I really can’t believe it has been 14 months since I wrote anything here. It’s funny. When I first started blogging and were new it was really pretty all consuming, that feeling of wanting to put all that I was thinking and feeling down in a post. I’m a very verbal person but this is not something you can talk about with anyone you know. (At least for me.) And so I wrote. I wrote here and I wrote on my private blog just for Alex.
But after awhile it began to feel like I was saying all the same things, and feeling all the same things. We are up. We are down. We are good. We are struggling. The kids are home so we have pretty much put the dynamic away for a bit. The kids are gone so I think things will improve. I really want this. Does he really want this? We talked. We are trying again. On. And on. And on. Broken record.
Who wants to read that? Who wants to see the same thing over and over? But probably more significantly for me, why would I want to write that. It became a graphic representation of our stagnation. And so I quit writing.

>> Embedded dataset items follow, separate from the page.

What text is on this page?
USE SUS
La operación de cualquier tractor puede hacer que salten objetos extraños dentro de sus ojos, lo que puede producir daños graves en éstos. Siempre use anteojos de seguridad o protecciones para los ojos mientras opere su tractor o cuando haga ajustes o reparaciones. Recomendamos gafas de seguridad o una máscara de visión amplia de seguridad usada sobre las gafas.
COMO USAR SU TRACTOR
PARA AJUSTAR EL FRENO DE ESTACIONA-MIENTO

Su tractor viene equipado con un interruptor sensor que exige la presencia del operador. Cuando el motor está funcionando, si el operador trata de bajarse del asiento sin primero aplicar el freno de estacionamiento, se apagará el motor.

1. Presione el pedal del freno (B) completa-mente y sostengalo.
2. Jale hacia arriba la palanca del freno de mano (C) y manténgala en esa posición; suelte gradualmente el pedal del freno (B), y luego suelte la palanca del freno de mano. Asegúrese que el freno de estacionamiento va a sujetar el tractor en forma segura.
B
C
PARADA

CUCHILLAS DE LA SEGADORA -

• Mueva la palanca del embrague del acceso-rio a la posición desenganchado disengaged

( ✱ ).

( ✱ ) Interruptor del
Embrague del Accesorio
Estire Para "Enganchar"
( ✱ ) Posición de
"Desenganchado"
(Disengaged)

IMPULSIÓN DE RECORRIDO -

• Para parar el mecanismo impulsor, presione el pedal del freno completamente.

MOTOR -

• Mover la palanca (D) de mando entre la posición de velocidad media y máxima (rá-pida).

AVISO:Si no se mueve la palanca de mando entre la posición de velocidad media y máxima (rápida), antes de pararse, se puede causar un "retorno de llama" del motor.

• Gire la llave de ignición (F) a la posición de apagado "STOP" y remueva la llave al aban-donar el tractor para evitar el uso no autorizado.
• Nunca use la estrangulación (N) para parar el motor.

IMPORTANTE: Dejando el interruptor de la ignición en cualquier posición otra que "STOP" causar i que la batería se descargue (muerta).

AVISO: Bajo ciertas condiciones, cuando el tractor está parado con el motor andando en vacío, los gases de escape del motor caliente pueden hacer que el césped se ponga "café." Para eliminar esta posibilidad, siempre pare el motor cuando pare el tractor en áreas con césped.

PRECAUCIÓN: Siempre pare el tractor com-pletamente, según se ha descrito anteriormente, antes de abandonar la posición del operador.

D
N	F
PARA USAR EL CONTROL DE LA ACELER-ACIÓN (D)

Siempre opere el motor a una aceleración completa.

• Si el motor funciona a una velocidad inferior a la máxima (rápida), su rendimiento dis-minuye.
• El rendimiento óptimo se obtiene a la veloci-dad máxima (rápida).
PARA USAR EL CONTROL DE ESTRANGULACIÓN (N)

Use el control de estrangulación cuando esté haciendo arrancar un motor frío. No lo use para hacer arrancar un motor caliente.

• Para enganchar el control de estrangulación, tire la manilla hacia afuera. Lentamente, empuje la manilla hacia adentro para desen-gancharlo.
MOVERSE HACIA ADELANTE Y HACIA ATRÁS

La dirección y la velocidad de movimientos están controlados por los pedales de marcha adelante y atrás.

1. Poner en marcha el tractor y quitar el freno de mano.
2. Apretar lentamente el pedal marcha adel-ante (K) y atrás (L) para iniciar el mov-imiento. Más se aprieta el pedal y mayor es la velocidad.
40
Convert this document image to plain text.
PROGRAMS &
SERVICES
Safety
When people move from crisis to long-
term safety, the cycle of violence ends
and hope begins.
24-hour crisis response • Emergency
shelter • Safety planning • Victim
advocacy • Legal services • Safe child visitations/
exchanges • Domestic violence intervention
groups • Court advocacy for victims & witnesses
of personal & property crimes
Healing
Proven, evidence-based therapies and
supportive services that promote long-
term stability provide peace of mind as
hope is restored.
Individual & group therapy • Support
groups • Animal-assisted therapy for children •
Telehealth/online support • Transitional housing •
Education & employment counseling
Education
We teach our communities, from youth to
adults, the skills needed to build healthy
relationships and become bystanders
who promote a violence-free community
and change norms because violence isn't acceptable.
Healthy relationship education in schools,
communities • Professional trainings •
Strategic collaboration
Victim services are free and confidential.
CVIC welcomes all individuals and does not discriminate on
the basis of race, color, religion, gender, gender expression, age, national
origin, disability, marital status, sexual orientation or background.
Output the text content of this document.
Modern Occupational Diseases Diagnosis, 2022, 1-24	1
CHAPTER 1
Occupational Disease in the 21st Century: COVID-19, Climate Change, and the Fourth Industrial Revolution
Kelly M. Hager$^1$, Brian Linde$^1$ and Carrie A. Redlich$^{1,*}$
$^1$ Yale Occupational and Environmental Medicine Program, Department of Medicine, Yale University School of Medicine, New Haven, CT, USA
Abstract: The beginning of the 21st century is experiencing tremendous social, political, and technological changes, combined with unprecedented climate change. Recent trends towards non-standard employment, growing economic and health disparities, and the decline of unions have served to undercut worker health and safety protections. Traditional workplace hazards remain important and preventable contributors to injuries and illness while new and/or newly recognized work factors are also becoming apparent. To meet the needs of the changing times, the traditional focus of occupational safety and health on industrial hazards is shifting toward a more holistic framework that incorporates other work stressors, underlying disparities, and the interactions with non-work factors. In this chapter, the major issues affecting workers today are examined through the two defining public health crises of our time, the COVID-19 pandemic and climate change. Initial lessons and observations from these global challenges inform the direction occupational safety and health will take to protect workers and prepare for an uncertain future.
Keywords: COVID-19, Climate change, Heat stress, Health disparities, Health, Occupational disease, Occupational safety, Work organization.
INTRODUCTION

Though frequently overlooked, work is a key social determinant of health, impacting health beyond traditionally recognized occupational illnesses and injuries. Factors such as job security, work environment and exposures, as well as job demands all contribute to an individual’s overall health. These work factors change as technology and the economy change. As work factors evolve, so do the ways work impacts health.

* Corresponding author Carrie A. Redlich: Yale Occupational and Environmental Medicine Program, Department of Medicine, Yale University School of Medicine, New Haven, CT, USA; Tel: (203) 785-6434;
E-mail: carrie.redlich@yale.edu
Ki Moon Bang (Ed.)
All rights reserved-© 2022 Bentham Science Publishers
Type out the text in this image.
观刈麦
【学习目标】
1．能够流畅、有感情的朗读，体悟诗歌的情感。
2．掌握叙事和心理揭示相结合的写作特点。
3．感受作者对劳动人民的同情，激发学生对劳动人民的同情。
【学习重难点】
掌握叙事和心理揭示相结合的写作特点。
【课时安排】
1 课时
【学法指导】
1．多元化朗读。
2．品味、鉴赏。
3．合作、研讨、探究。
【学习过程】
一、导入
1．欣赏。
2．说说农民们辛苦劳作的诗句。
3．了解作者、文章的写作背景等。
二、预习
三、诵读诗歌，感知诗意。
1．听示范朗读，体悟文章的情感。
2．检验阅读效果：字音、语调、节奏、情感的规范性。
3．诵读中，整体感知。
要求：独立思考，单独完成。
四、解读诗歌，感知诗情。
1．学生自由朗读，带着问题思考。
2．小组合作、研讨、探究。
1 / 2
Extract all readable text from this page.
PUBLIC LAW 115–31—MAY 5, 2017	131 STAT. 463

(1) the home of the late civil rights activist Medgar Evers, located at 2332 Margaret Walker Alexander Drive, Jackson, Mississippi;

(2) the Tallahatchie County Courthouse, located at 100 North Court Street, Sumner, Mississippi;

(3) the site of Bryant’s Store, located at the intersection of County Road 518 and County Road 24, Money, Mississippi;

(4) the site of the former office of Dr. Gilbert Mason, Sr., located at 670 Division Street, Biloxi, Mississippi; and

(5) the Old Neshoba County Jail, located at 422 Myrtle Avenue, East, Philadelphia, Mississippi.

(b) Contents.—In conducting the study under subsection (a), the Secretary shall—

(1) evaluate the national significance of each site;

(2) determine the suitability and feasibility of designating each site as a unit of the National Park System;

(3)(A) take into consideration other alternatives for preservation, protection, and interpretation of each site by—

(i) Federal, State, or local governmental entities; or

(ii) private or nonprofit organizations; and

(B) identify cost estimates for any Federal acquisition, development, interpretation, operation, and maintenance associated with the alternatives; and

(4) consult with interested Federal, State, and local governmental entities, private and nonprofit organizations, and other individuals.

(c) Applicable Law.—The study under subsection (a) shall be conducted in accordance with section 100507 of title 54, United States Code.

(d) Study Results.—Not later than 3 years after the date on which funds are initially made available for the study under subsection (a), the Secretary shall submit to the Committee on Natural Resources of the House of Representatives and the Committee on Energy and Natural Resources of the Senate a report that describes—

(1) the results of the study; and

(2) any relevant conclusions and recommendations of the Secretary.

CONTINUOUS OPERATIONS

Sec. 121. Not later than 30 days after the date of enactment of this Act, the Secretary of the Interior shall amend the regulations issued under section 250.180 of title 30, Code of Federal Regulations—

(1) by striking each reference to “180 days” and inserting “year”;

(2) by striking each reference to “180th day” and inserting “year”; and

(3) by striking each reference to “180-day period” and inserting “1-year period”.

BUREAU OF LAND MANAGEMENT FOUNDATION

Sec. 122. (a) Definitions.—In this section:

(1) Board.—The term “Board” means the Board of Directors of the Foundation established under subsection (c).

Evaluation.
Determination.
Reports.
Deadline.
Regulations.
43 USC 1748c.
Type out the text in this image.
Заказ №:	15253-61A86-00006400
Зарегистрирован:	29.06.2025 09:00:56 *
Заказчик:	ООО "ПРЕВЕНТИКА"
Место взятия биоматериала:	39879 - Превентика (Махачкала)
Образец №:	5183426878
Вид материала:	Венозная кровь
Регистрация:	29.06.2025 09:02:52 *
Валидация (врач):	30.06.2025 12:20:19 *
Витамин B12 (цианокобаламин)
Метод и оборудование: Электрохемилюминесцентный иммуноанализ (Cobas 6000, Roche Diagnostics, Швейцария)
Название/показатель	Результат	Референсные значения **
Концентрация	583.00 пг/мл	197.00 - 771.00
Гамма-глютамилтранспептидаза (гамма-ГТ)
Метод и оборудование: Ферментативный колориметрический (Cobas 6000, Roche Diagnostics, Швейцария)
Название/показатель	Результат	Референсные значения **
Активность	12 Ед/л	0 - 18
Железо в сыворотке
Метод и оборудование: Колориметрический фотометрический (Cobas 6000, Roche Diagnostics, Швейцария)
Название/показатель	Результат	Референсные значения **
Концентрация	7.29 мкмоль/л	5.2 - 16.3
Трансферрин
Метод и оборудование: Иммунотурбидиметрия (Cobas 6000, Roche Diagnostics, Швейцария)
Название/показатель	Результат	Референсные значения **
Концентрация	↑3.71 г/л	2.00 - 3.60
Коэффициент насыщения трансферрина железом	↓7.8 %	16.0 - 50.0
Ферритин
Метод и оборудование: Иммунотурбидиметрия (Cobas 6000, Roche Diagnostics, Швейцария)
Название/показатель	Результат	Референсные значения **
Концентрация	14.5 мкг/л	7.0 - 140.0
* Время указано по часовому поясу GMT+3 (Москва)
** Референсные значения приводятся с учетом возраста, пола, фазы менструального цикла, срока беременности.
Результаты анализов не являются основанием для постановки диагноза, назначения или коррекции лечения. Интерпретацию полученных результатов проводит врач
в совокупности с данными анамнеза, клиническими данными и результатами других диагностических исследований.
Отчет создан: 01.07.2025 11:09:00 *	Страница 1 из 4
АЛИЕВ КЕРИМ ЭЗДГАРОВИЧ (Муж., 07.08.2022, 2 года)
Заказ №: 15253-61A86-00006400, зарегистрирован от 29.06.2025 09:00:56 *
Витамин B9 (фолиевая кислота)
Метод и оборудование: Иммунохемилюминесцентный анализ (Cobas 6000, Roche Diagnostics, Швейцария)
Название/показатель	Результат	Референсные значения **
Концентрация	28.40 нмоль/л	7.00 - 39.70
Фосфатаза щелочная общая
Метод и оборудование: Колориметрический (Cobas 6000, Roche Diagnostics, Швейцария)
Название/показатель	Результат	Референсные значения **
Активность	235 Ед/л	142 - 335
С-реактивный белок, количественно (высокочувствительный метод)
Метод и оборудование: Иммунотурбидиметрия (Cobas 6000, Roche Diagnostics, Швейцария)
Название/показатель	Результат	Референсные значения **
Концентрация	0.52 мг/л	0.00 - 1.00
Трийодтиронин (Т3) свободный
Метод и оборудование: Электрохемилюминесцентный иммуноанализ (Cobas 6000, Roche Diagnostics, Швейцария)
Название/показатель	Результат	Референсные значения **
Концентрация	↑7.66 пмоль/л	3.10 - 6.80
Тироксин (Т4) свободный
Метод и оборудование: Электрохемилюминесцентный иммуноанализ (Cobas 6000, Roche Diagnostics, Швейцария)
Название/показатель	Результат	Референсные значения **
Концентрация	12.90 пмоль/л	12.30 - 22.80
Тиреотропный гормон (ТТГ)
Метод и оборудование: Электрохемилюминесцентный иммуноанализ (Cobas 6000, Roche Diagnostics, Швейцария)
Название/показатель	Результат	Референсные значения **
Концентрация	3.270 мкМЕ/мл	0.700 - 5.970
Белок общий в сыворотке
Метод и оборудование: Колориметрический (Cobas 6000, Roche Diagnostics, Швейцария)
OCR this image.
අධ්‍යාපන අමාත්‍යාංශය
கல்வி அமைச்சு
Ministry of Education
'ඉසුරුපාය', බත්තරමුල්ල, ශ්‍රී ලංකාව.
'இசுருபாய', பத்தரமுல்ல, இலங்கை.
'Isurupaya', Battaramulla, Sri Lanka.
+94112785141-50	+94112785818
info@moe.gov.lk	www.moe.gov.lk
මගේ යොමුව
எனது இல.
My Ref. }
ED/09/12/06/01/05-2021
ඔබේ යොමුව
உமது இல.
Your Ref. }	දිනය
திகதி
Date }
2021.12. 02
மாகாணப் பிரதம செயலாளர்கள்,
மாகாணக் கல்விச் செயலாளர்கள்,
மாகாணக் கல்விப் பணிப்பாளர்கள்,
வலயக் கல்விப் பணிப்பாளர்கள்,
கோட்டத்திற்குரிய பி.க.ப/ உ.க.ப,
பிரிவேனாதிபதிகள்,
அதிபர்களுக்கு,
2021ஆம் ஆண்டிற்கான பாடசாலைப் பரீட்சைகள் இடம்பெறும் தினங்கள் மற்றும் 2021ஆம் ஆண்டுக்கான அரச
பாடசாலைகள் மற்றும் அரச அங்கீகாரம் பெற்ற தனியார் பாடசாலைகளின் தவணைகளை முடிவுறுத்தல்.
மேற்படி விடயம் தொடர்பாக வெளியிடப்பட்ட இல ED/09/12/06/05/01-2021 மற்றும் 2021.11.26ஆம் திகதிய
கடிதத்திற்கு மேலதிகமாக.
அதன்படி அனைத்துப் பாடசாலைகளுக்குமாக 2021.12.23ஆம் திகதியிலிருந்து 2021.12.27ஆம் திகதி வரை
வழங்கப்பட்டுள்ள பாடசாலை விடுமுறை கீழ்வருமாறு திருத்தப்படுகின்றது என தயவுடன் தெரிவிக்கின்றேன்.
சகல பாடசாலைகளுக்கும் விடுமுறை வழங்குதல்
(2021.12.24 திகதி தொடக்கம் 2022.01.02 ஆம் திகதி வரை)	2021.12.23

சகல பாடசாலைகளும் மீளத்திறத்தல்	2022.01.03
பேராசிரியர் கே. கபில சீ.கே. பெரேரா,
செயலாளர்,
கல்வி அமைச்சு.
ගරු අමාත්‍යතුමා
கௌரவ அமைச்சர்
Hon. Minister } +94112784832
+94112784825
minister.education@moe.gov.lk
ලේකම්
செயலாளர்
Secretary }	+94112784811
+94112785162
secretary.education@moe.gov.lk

But lately I have been feeling like even if that is the case I should write again. I need to process things now just as much as before and this is still an excellent way to do that. So I am going to do that.
I am going to write. I am going to make myself write. I would love to tell you that everything is going strong but as always we are a work in progress and I continue to be in a position of pushing or pulling him along with me. But maybe this introspection will help that process along.
Anyway, hello again. Is there anybody out there? I hope there is someone still there but even if you have all gone away I’m still here and beginning again.